Une deuxième enquête administrative a quant à elle montré que la plupart des reproches formulés contre trois cadres de l'armée n'ont pas pu être confirmés. Il existe en revanche des doutes selon lesquels des collaborateurs auraient reçu des pièces d'or d'une valeur supérieure à la limite légale de 500 francs.

En partie responsable

La commission de gestion avait déjà entendu Guy Parmelin sur l'affaire, mais elle était restée sur sa faim. Après avoir examiné plusieurs documents et auditionné les acteurs concernés, elle a tiré ses conclusions dans un rapport publié vendredi.

Selon elle, le chef du DDPS, le secrétariat général et l’unité "Affaires juridiques Défense" portent une partie de la responsabilité dans la manière inappropriée dont s’est déroulée la procédure.

La commission vise en particulier le dépôt précipité de la plainte pénale. Selon elle, l'argument avancé par Guy Parmelin selon lequel il doit pouvoir se fier aux experts de son département et ne peut pas demander un deuxième avis avant chaque décision est insuffisant.

Etant donné que différentes personnes au sein du secrétariat général avaient exprimé des doutes et qu'il s'agissait d'une affaire sensible, la commission estime qu'il était indispensable de demander un deuxième avis et d'examiner les réserves émises sur l'opportunité de la démarche.

Soupçons

La commission ne peut s'empêcher de soupçonner que la crainte de critiques de la part des médias et la volonté de l'ancien chef de l'armée sur le départ de se débarrasser de l'affaire ont joué un rôle trop important. Elle ne sait en outre toujours pas pourquoi l'affaire n'a été traitée qu'en 2016, alors que les soupçons remontaient à 2011 et qu'une alerte a été lancée en 2014.

Mesures prises

La commission espère que le ministre de la défense en a tiré les enseignements et fera preuve d'une plus grande diligence à l'avenir. Après les erreurs et mauvaises appréciations initiales, le département a pris les mesures nécessaires. L'armée a standardisé sa pratique en matière de décompte de frais. Les compétences, responsabilités et contrôles à effectuer sont clairement réglés.
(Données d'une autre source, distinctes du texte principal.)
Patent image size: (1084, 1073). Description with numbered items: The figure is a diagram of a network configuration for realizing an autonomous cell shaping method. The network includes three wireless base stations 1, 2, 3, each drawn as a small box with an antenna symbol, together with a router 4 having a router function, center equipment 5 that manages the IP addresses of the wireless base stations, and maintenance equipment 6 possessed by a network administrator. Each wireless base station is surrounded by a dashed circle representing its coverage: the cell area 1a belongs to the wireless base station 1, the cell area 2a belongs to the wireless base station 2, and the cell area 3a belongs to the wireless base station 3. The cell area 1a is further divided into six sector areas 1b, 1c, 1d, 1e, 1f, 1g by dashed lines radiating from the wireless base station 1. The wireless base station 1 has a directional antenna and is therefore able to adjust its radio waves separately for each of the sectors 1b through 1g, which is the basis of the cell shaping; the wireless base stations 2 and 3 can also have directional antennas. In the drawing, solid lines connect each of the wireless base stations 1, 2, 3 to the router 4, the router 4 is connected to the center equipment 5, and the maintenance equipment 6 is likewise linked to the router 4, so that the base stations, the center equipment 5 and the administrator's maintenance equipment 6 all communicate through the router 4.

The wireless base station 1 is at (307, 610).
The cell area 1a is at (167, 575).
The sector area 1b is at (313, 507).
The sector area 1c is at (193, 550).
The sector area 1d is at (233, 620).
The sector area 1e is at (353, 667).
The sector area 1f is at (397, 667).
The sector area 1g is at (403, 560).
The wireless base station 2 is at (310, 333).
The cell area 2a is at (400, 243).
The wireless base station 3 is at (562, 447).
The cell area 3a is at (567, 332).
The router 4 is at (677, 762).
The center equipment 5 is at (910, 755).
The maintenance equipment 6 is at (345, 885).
Le service d'alerte de l'armée a été séparé des affaires juridiques de la défense et rattaché au Contrôle fédéral des finances. Les questions juridiques portant sur la politique du personnel sont traitées au niveau du secrétariat général du département, afin d'assurer une pratique uniforme dans les cas délicats.

Les affaires sanitaires ont été placées sous la houlette du chef de l'Etat-major de l’armée. Guy Parmelin veut aussi analyser le lien entre les fonctions de médecin en chef de l'armée et de mandataire du Conseil fédéral pour le Service sanitaire coordonné.

A la traîne

La commission salue ces mesures et les juges pertinentes. Elle regrette toutefois que leur mise en oeuvre traîne dans certains cas, et invite le DDPS à mettre les bouchées doubles.
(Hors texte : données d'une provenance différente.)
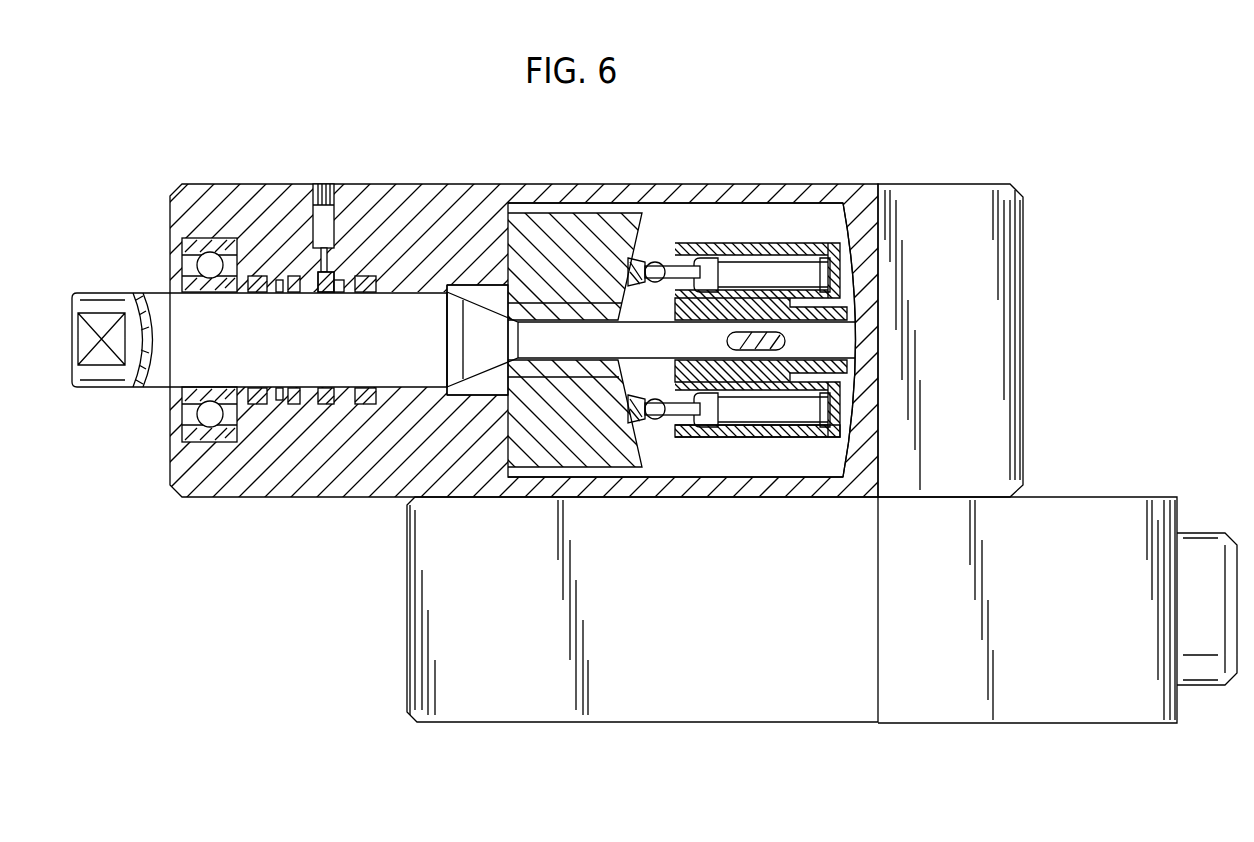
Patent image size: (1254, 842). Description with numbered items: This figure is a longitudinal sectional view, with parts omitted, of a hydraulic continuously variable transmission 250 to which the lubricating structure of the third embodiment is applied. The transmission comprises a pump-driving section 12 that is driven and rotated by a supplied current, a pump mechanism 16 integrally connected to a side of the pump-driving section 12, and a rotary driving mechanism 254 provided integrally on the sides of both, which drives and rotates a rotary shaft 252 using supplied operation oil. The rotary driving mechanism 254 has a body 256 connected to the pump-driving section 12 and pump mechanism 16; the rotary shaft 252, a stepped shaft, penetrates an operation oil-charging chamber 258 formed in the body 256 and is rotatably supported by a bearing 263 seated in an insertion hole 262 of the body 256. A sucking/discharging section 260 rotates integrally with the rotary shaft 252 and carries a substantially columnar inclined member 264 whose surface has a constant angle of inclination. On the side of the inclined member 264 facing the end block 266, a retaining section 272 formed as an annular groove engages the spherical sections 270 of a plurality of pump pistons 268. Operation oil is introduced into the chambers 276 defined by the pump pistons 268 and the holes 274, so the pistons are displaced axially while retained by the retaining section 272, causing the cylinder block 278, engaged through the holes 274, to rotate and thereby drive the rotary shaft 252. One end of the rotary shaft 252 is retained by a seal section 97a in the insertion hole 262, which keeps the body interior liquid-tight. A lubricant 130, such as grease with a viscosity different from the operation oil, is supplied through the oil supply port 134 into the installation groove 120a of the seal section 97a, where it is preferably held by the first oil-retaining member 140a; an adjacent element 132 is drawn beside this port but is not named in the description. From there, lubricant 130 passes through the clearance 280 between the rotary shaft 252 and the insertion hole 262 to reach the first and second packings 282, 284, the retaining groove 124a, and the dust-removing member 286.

The hydraulic continuously variable transmission 250 is at (952, 111).
The rotary shaft 252 is at (175, 365).
The rotary driving mechanism 254 is at (742, 184).
The body 256 is at (303, 470).
The operation oil-charging chamber 258 is at (822, 215).
The sucking/discharging section 260 is at (718, 442).
The insertion hole 262 is at (482, 288).
The inclined member 264 is at (565, 235).
The end block 266 is at (980, 360).
The pump pistons 268 is at (688, 270).
The spherical sections 270 is at (660, 262).
The retaining section 272 is at (645, 262).
The holes 274 is at (795, 243).
The chambers 276 is at (835, 268).
The cylinder block 278 is at (757, 450).
The clearance 280 is at (268, 305).
The first packing 282 is at (366, 293).
The second packing 284 is at (283, 295).
The dust-removing member 286 is at (260, 388).
The seal section 97a is at (316, 220).
The oil supply port 134 is at (322, 184).
The lubricant 130 is at (330, 272).
The retaining ring 132 is at (340, 280).
The first oil-retaining member 140a is at (326, 293).
The retaining groove 124a is at (286, 388).
The installation groove 120a is at (336, 388).
The bearing 263 is at (212, 442).
The pump mechanism 16 is at (705, 724).
The pump-driving section 12 is at (1028, 724).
La commission attend une mise en oeuvre rapide et systématique de la nouvelle réglementation sur les défraiements, qui doit être adaptée à celle valable pour le reste de l'administration. Des consignes claires et simples doivent être mises en place.

Il ne suffit en outre pas de régler les problèmes par des règlements. Les cadres doivent être placés devant leurs responsabilités et donner l'exemple par une utilisation économe des ressources.